Rather, he’s a rare local practitioner of molecular cooking (MC), the
application of avant-garde cooking techniques to fine dining. (If you’ve tasted
a dish involving foamed food, you’ve experienced one MC cliché.) Depending on
who you ask, it’s either a) awful foodie pretension
that substitutes flash for well-grounded technique or b)
the next logical step in cooking’s evolution, a clever use of modern
technologies to deliver new flavors, textures, and aromas. (Personally, I’m
pro-technology in the kitchen, grateful we’ve marched relentlessly forward from
that raw-food fad so popular with cavemen.)
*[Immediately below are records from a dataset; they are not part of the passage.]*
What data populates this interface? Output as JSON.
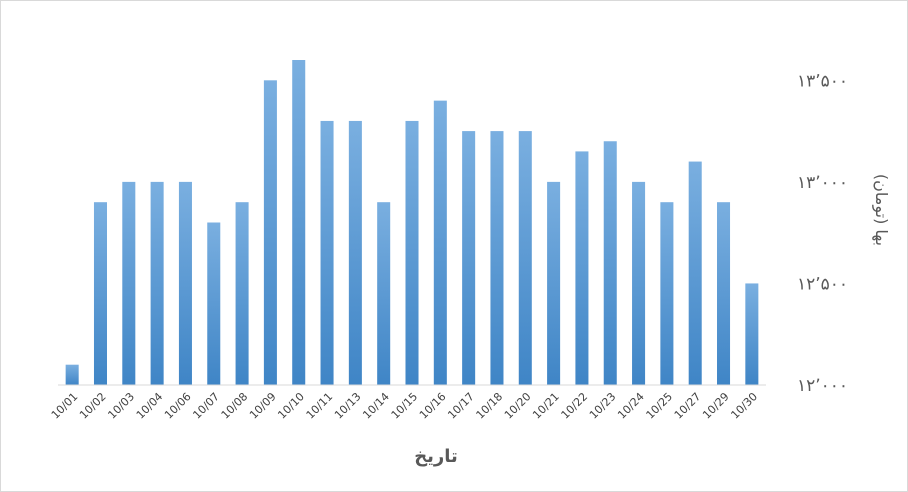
{
  "chart_data": {
    "type": "bar",
    "categories": [
      "10/01",
      "10/02",
      "10/03",
      "10/04",
      "10/06",
      "10/07",
      "10/08",
      "10/09",
      "10/10",
      "10/11",
      "10/13",
      "10/14",
      "10/15",
      "10/16",
      "10/17",
      "10/18",
      "10/20",
      "10/21",
      "10/22",
      "10/23",
      "10/24",
      "10/25",
      "10/27",
      "10/29",
      "10/30"
    ],
    "values": [
      12100,
      12900,
      13000,
      13000,
      13000,
      12800,
      12900,
      13500,
      13600,
      13300,
      13300,
      12900,
      13300,
      13400,
      13250,
      13250,
      13250,
      13000,
      13150,
      13200,
      13000,
      12900,
      13100,
      12900,
      12500
    ],
    "xlabel": "تاریخ",
    "ylabel": "بها (تومان)",
    "ylim": [
      12000,
      13600
    ],
    "yticks": [
      {
        "value": 12000,
        "label": "۱۲٬۰۰۰"
      },
      {
        "value": 12500,
        "label": "۱۲٬۵۰۰"
      },
      {
        "value": 13000,
        "label": "۱۳٬۰۰۰"
      },
      {
        "value": 13500,
        "label": "۱۳٬۵۰۰"
      }
    ],
    "y_axis_side": "right",
    "grid": false,
    "bar_color": "#5b9bd5"
  }
}
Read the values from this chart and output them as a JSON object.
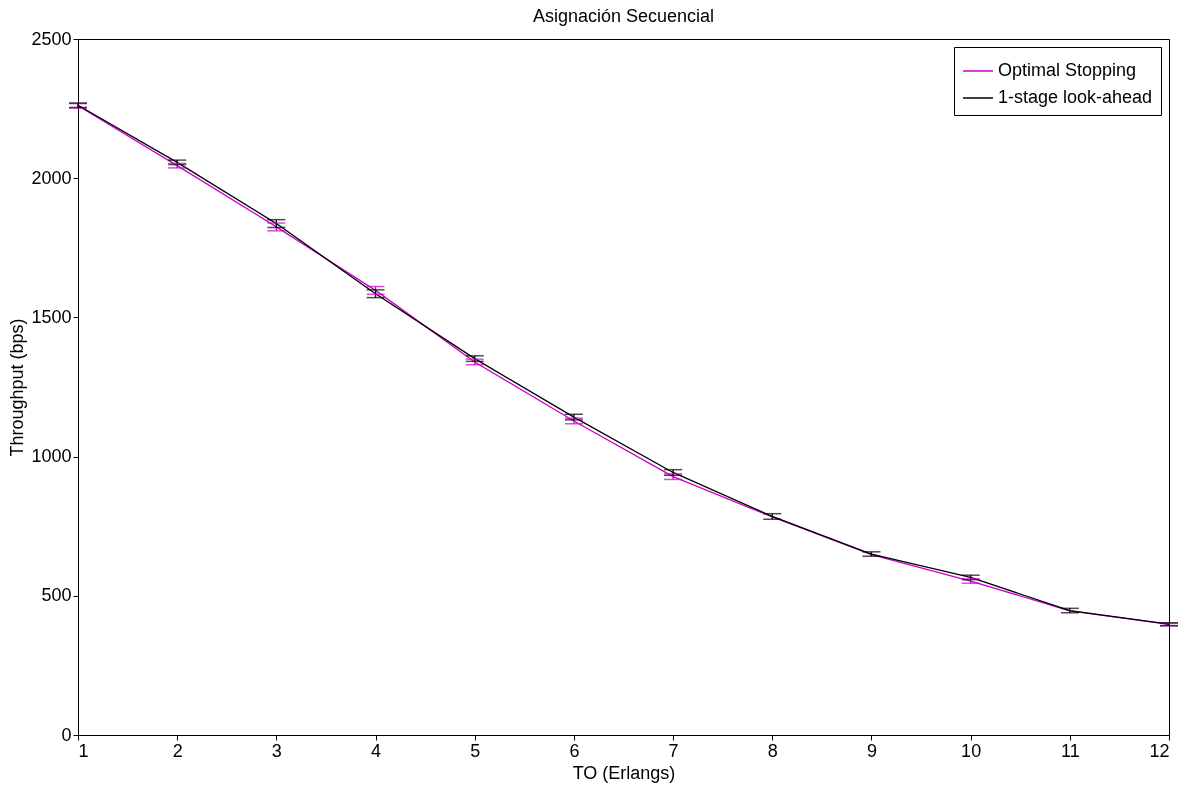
{
  "chart_data": {
    "type": "line",
    "title": "Asignación Secuencial",
    "xlabel": "TO (Erlangs)",
    "ylabel": "Throughput (bps)",
    "x": [
      1,
      2,
      3,
      4,
      5,
      6,
      7,
      8,
      9,
      10,
      11,
      12
    ],
    "series": [
      {
        "name": "Optimal Stopping",
        "color": "#cc00cc",
        "values": [
          2260,
          2045,
          1825,
          1597,
          1340,
          1128,
          928,
          783,
          648,
          553,
          446,
          397
        ],
        "errors": [
          8,
          8,
          14,
          14,
          10,
          10,
          10,
          null,
          null,
          8,
          null,
          5
        ]
      },
      {
        "name": "1-stage look-ahead",
        "color": "#000000",
        "values": [
          2262,
          2057,
          1837,
          1585,
          1352,
          1142,
          943,
          785,
          650,
          566,
          447,
          398
        ],
        "errors": [
          8,
          8,
          14,
          14,
          10,
          10,
          10,
          10,
          8,
          8,
          8,
          5
        ]
      }
    ],
    "xlim": [
      1,
      12
    ],
    "xticks": [
      1,
      2,
      3,
      4,
      5,
      6,
      7,
      8,
      9,
      10,
      11,
      12
    ],
    "ylim": [
      0,
      2500
    ],
    "yticks": [
      0,
      500,
      1000,
      1500,
      2000,
      2500
    ],
    "grid": false,
    "legend": "top right",
    "marker": "none",
    "line_style": "solid"
  }
}
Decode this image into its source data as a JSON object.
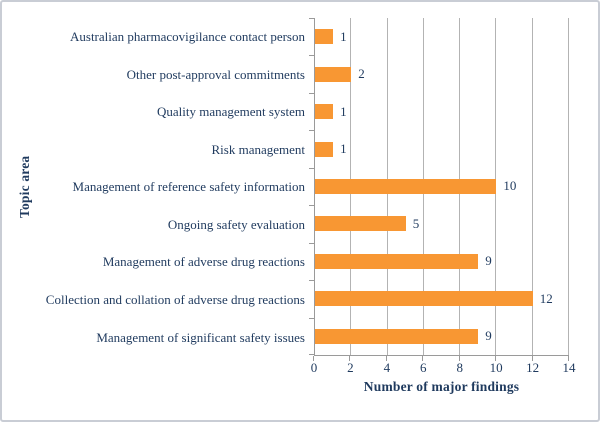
{
  "frame": {
    "border_color": "#c9cdd5",
    "background_color": "#ffffff"
  },
  "chart_data": {
    "type": "bar",
    "orientation": "horizontal",
    "title": "",
    "xlabel": "Number of major findings",
    "ylabel": "Topic area",
    "categories": [
      "Australian pharmacovigilance contact person",
      "Other post-approval commitments",
      "Quality management system",
      "Risk management",
      "Management of reference safety information",
      "Ongoing safety evaluation",
      "Management of adverse drug reactions",
      "Collection and collation of adverse drug reactions",
      "Management of significant safety issues"
    ],
    "values": [
      1,
      2,
      1,
      1,
      10,
      5,
      9,
      12,
      9
    ],
    "data_labels": [
      "1",
      "2",
      "1",
      "1",
      "10",
      "5",
      "9",
      "12",
      "9"
    ],
    "xlim": [
      0,
      14
    ],
    "xticks": [
      0,
      2,
      4,
      6,
      8,
      10,
      12,
      14
    ],
    "grid": true,
    "legend": false,
    "bar_color": "#f89733",
    "gridline_color": "#b3b3b3",
    "axis_color": "#9a9a9a",
    "text_color": "#1f3a5e"
  }
}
Santos recently served me a dish with a little mound of brown
butter powder created with a food dehydrator. I quickly found myself craving
another bump of the stuff, which was surprising, mystifying, and delicious —
in a word, fun. But before you accuse Santos of allowing high-tech style to
trump old-school substance, you’d first better visit Gargoyles on the
Square (219 Elm Street, Somerville, 617.776.5300). Few of his dishes
there channel Ferran Adrià (note to non-foodies: he’s a world-famous Spanish
chef and MC pioneer), though he occasionally employs sous-vide
(low-temperature vacuum cooking) and other edgy methods. Rather, what stands
out is his clever melding of Asian and European flavors with fine,
conventionally prepared local ingredients, especially seafood. A prime example
is his five-spice crusted monkfish ($23), an intriguing juxtaposition of
Chinese and Basque flavors.
Firm, sweet pan-seared monkfish filets rest atop a beautiful
pipérade that mixes ripe bell peppers, black olives, and parsley in a tart
vinaigrette based on rice bran oil. A terrific salty underscoring is provided
by the copious use of capers and cubes of Fiorucci pancetta. Even the side of
“marble potatoes,” a mix of purple Peruvian, red bliss, and Yukon gold, is
pretty. Gently cooked pea tendrils and leaves provide a tender vernal crown, an
evocative breath of spring. There are no experimental gimmicks here, just an
imaginative East-meets-West recipe skillfully executed — no
Frankensteinian equipment involved. My one complaint might be that the lights
are so low in this casually romantic dining room that you can’t see how
gorgeous this dish is. So while you won’t need a chemistry manual to decode it,
you might want to bring a flashlight to fully appreciate it.